Last month, the Wesleyan Covenant Association, a conservative group that had backed the Traditional Plan and organized to leave the denomination if it had not passed, unveiled its plans for one such traditionalist denomination: The Global Methodist Church. But the 2020 General Conference — and any vote on the proposal to formally split the United Methodist Church — has been pushed back to August and September of 2022 because of the COVID-19 pandemic.
Parsons, the lay leader at Mt. Bethel, referred to the “long, contentious, and destructive debate over theological and ethical matters” within the denomination during Monday’s press conference.
“It is widely known our denomination stands on the brink of a major division,” he said.
The church made clear in a FAQ on its website, however, that the root of its conflict with the bishop is not over differing stances on LGBTQ inclusion. Rather, it said, church leadership feels Haupert-Johnson did not properly consult with the church or its pastor before reassigning Ray.
Wesleyan Covenant Association President Keith Boyette, who helped negotiate the proposed protocol, described Mt. Bethel as “a very prominent church in our movement,” but said he had no insight into the church’s decision beyond what was said at the press conference.
The church hosted the association’s 2018 Global Gathering, and it likely would join the Global Methodist Church next year if the Protocol of Reconciliation and Grace Through Separation is approved by the General Conference, according to the Wesleyan Covenant Association website.

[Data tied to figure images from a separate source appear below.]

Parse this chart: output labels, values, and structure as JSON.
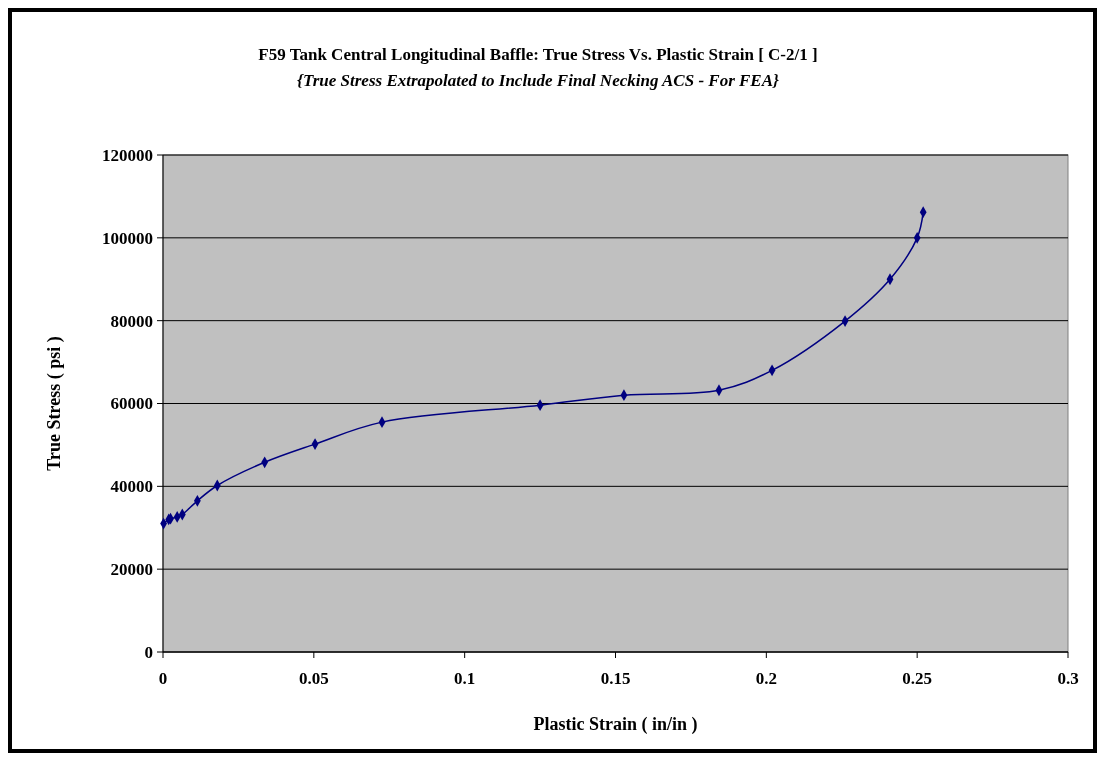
{
  "chart_data": {
    "type": "line",
    "title": "F59 Tank Central Longitudinal Baffle: True Stress Vs. Plastic Strain [ C-2/1 ]",
    "subtitle": "{True Stress Extrapolated to Include Final Necking ACS - For FEA}",
    "xlabel": "Plastic Strain ( in/in )",
    "ylabel": "True Stress ( psi )",
    "x": [
      0.0002,
      0.0019,
      0.0025,
      0.0047,
      0.0064,
      0.0114,
      0.018,
      0.0337,
      0.0504,
      0.0726,
      0.125,
      0.1528,
      0.1843,
      0.2019,
      0.2261,
      0.241,
      0.25,
      0.252
    ],
    "series": [
      {
        "color": "#000080",
        "values": [
          31000,
          32000,
          32200,
          32600,
          33200,
          36500,
          40200,
          45800,
          50200,
          55500,
          59600,
          62000,
          63200,
          68000,
          79900,
          90000,
          100000,
          106200
        ]
      }
    ],
    "xlim": [
      0,
      0.3
    ],
    "xticks": [
      0,
      0.05,
      0.1,
      0.15,
      0.2,
      0.25,
      0.3
    ],
    "ylim": [
      0,
      120000
    ],
    "yticks": [
      0,
      20000,
      40000,
      60000,
      80000,
      100000,
      120000
    ],
    "grid": "y",
    "marker": "diamond",
    "line_style": "solid"
  }
}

With the delay, United Methodists are anxious and want a decision, Boyette said. But the process and the cost to disaffiliate is “significant,” he added.
“The Wesleyan Covenant Association is not encouraging churches to disaffiliate except in unusual circumstances, like what has been presented for Mt. Bethel. There, we understand why a church will not continue to be part of a system that is taking actions that the church itself regards as being injurious,” Boyette said.